Handling Turkish/Non-ascii Characters in subprocess.check_output in Python

69 Views Asked by At

I am encountering an issue with handling Turkish characters when using the subprocess.check_output method in Python. My objective is to retrieve Wi-Fi profile names on a Windows system, which may contain Turkish characters such as 'İ', 'ü', 'ş'. However, when using subprocess.check_output with encoding set to either 'utf-8', 'ISO-8859-9', or 'windows-1254', the Turkish characters are not correctly represented.

Here is a snippet of my code:

import subprocess

try:
    command_output = subprocess.check_output("netsh wlan show profile", shell=True, encoding='utf-8', errors='ignore')
    # Also tried with 'ISO-8859-9' and 'windows-1254'
except subprocess.CalledProcessError as e:
    print(f"Command error: {e}")
    command_output = ""

The issue arises with Wi-Fi names containing Turkish characters, for instance, 'İnternetim' ("my internet") or 'AĞIM' ("my network"). These characters are either omitted or replaced with incorrect characters, like '˜nternet

I ran my code and I got this error on wifi with Turkish profile names.

Profile error nternetim: Command 'netsh wlan show profile "nternetim" key=clear' returned non-zero exit status 1. Profil işlenirken hata AIM: Command 'netsh wlan show profile "AIM" key=clear' returned non-zero exit status 1.

As seen in the code output, letters are missing.

Also tried with 'ISO-8859-9' and 'windows-1254'.

1

There are 1 best solutions below

2
On

Because there is no guarantee as to which character encoding any SSID uses, you just have to guess.

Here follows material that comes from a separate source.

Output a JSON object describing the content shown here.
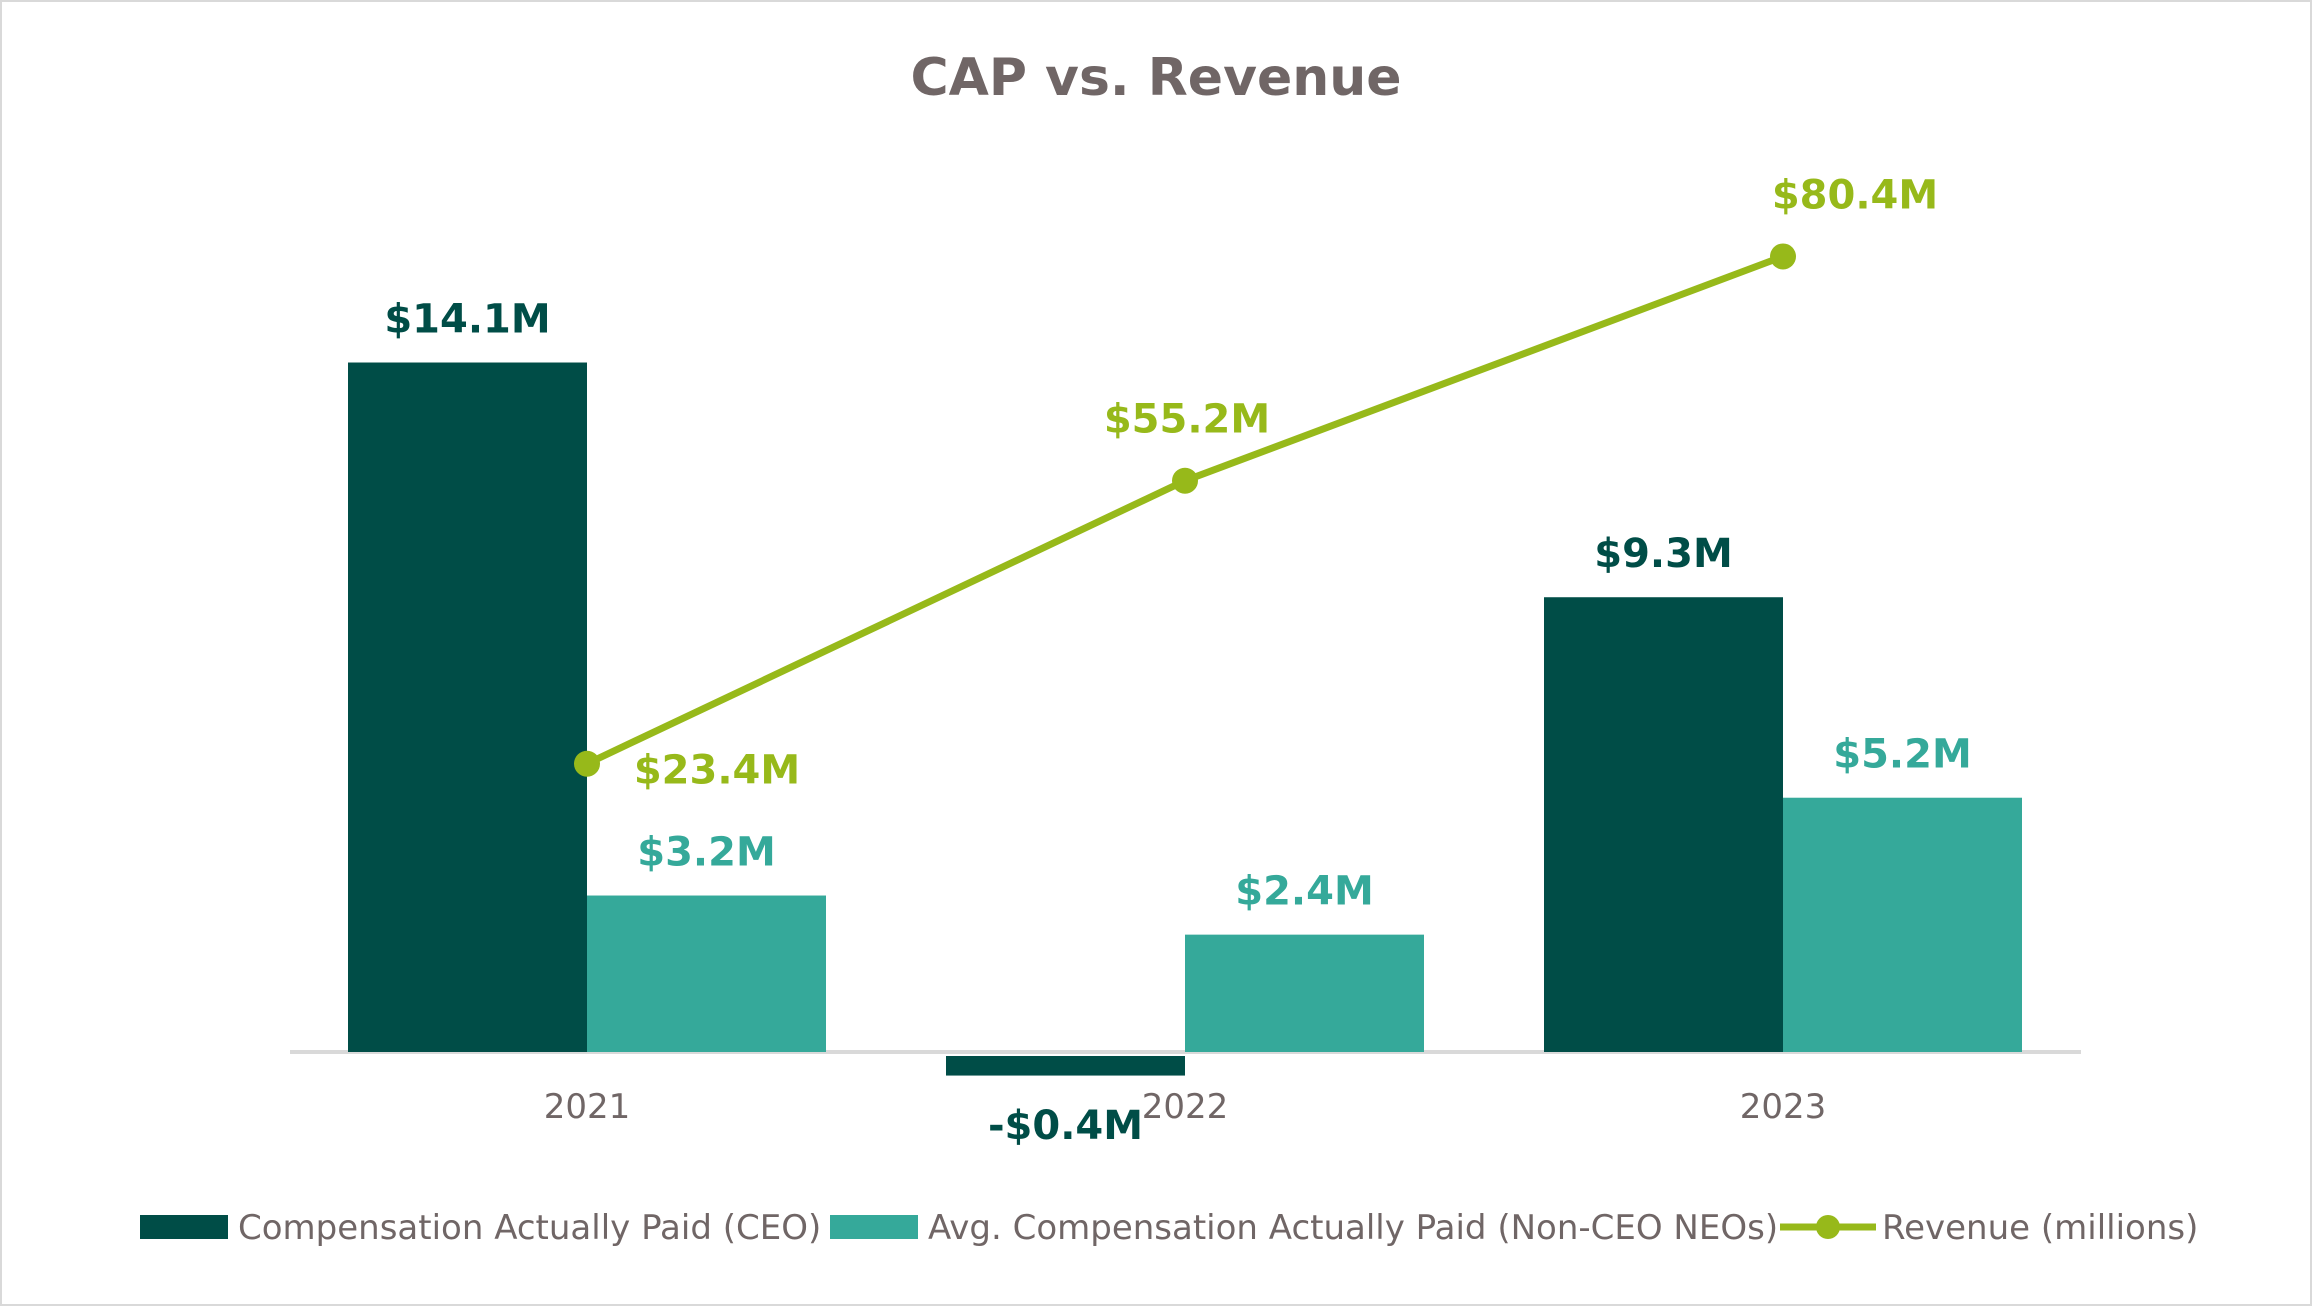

Take out the encoding keyword and you will receive bytes, which you can then successively try to decode according to whatever heuristics you can come up with.

import subprocess

try:
    command_output = subprocess.check_output("netsh wlan show profile", shell=True)
except subprocess.CalledProcessError as e:
    print(f"Command error: {e}")
    command_output = ""

for encoding in ('utf-8', 'ISO-8859-9', 'windows-1254'):
    try:
        command_output = command_output.decode(encoding)
        break
    except UnicodeDecodingError:
        pass
    else:
        raise UnicodeDecodingError("Could not find a valid encoding for '%r'" % command_output)

UTF-8 is nicely robust in that it will reject most strings which are not valid UTF-8. The other legacy 8-bit encodings will often gladly accept pretty much any string without errors, but result in bogus data if you guess incorrectly.

You might want to add more encodings, and/or see if you can perform some sort of frequency analysis on the strings to establish the most likely encoding. (The chardet library provides some facilities for this.)